Perché gli autori di questi crimini sono mostri: basta con il minimalismo d’accatto e le giustificazioni fesse, basate per lo più sulla giovane età dei protagonisti dei suddetti episodi; basta perché si è passato da tempo il segno, perché questi alibi servono solo alla generazione dei padri per continuare a non assumersi le proprie responsabilità, a non guardarsi allo specchio e a non avvertire sulla propria pelle il senso di un bruciante fallimento educativo che ha generato una folla di ragazzi soli, incapaci di divertirsi senza perdersi, annullarsi, rivelare in continuazione i propri istinti più bassi e ferini, in un regresso primitivo che mina alle fondamenta il concetto stesso di civiltà occidentale.

Un Paese fragile, un tessuto sociale sfibrato, un’incapacità assoluta di uscire dalla concezione retrograda e insostenibile della donna-strumento, una ridda di commenti da trogloditi che denotano tutta la vigliaccheria dei loro autori e un senso di impotenza al cospetto di una follia che lascia sgomenti e incapaci di rispondere a tono, trattandosi di un abisso inedito e dal quale nessuno di noi sa davvero come uscire. 

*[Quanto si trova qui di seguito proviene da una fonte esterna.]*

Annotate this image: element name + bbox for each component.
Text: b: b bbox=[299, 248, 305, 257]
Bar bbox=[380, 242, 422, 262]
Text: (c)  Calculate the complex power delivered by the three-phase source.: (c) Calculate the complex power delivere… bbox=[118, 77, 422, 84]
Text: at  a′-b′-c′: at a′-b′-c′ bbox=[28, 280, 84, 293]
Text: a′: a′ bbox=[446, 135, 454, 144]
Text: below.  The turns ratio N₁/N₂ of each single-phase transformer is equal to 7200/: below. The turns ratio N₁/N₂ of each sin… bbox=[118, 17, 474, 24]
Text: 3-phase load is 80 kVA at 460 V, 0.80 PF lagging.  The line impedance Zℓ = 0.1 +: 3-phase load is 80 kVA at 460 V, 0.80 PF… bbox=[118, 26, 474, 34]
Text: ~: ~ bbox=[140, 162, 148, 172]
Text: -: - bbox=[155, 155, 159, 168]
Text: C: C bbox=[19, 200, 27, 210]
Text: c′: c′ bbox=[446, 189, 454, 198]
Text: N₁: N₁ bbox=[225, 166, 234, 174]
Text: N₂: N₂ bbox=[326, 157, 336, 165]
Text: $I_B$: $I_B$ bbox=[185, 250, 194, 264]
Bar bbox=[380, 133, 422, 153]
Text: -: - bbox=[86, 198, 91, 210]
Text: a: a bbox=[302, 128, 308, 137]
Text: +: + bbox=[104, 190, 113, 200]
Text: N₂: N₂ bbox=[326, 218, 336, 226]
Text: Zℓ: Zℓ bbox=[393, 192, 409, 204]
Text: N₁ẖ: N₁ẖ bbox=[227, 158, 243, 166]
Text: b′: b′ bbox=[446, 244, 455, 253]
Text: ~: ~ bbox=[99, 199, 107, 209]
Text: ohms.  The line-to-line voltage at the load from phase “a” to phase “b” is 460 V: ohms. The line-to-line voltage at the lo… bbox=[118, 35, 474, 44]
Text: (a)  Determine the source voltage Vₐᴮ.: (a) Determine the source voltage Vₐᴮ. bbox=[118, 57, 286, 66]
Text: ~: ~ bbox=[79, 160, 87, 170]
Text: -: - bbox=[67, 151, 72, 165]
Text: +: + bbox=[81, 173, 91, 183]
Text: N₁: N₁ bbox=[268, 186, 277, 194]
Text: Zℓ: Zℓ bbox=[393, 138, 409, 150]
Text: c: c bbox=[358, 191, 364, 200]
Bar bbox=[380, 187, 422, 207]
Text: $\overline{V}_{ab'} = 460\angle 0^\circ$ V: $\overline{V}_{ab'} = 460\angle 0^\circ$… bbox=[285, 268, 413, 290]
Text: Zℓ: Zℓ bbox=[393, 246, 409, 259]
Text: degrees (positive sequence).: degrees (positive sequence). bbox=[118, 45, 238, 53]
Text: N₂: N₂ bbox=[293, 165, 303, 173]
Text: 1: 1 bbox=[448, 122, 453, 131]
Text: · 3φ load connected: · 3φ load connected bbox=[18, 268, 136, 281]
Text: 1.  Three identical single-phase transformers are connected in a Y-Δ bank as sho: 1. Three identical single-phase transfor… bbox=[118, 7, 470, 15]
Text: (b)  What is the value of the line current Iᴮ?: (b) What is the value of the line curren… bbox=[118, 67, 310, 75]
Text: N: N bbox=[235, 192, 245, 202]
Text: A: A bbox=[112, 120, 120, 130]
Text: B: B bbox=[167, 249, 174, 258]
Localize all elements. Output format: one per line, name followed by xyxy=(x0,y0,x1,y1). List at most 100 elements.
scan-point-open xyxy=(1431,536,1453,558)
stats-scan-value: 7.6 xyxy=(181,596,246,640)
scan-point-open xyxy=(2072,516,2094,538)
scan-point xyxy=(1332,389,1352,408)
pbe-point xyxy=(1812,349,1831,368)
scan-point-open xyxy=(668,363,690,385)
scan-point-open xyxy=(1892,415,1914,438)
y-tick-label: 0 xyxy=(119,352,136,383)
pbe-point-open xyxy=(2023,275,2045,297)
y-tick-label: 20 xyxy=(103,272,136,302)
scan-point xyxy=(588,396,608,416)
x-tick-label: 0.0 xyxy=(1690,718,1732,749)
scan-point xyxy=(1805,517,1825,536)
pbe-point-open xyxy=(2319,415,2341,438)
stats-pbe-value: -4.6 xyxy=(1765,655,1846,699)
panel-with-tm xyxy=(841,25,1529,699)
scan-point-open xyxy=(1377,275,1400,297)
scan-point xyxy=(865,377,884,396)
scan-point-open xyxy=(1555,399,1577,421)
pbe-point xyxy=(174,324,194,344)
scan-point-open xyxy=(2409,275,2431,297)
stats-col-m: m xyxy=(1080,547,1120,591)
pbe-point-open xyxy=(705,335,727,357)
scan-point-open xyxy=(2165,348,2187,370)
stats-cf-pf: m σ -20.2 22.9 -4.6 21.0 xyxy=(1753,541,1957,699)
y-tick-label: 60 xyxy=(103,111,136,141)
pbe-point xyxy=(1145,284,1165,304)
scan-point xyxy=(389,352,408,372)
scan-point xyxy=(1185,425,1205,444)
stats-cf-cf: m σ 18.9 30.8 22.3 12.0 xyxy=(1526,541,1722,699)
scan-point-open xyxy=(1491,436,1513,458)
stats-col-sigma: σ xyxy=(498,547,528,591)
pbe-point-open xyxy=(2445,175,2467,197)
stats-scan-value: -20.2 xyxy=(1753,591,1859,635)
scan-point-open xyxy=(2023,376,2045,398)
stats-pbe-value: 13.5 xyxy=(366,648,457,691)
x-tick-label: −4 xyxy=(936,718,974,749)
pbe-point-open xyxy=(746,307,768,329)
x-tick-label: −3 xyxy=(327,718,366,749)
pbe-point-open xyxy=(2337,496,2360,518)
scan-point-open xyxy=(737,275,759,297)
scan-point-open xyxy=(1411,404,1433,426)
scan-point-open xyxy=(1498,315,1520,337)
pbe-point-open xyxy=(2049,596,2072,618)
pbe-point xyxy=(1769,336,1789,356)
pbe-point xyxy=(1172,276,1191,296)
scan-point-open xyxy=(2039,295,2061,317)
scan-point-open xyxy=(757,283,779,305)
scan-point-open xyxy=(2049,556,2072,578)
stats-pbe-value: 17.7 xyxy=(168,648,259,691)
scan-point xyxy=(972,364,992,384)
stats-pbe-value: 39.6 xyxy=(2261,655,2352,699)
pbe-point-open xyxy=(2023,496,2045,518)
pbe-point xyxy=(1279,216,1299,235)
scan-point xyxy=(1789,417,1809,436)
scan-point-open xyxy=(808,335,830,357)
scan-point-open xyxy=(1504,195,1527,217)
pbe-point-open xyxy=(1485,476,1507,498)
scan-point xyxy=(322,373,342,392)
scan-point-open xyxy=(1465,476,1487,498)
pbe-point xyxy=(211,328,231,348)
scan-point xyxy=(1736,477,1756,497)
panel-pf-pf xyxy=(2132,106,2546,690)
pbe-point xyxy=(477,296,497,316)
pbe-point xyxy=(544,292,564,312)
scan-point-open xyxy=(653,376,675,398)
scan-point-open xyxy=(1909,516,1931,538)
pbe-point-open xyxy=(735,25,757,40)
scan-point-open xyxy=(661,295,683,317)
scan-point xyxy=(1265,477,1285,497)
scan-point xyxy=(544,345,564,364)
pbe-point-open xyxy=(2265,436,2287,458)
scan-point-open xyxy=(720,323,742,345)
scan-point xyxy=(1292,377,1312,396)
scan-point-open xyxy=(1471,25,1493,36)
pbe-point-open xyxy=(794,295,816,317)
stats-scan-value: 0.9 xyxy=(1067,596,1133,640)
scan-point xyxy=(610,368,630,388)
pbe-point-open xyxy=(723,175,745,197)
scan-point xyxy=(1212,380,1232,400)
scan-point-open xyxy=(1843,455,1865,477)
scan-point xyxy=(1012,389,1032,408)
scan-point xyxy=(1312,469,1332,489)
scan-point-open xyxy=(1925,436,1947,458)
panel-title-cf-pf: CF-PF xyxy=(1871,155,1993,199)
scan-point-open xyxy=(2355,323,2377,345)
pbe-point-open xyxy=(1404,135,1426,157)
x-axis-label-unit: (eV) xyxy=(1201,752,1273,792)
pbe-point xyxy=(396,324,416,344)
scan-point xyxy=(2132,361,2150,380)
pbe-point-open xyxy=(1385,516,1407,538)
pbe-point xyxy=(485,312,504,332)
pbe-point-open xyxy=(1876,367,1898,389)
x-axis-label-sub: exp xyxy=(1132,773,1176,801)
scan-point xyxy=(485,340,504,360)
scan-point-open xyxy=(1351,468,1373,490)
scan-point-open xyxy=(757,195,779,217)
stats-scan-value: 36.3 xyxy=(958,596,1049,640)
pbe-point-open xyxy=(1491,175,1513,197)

Si arranca, si lanciano proposte improvvisate e, a tratti, ridicole, ci si indigna per qualche giorno e poi si torna a giustificare, a minimizzare, a fingere, a cullarsi nell’illusione che certi fenomeni siano rari e circoscrivibili anziché costanti e sempre più preoccupanti: e tutto questo accade perché ci sentiamo forti, ci sentiamo “machi”, siamo degli individualisti sfrenati che da soli si comportano da pusillanimi e in branco si ritengono in diritto di compiere qualunque bestialità; siamo dei quaquaraquà e non abbiamo nemmeno il coraggio di ammetterlo.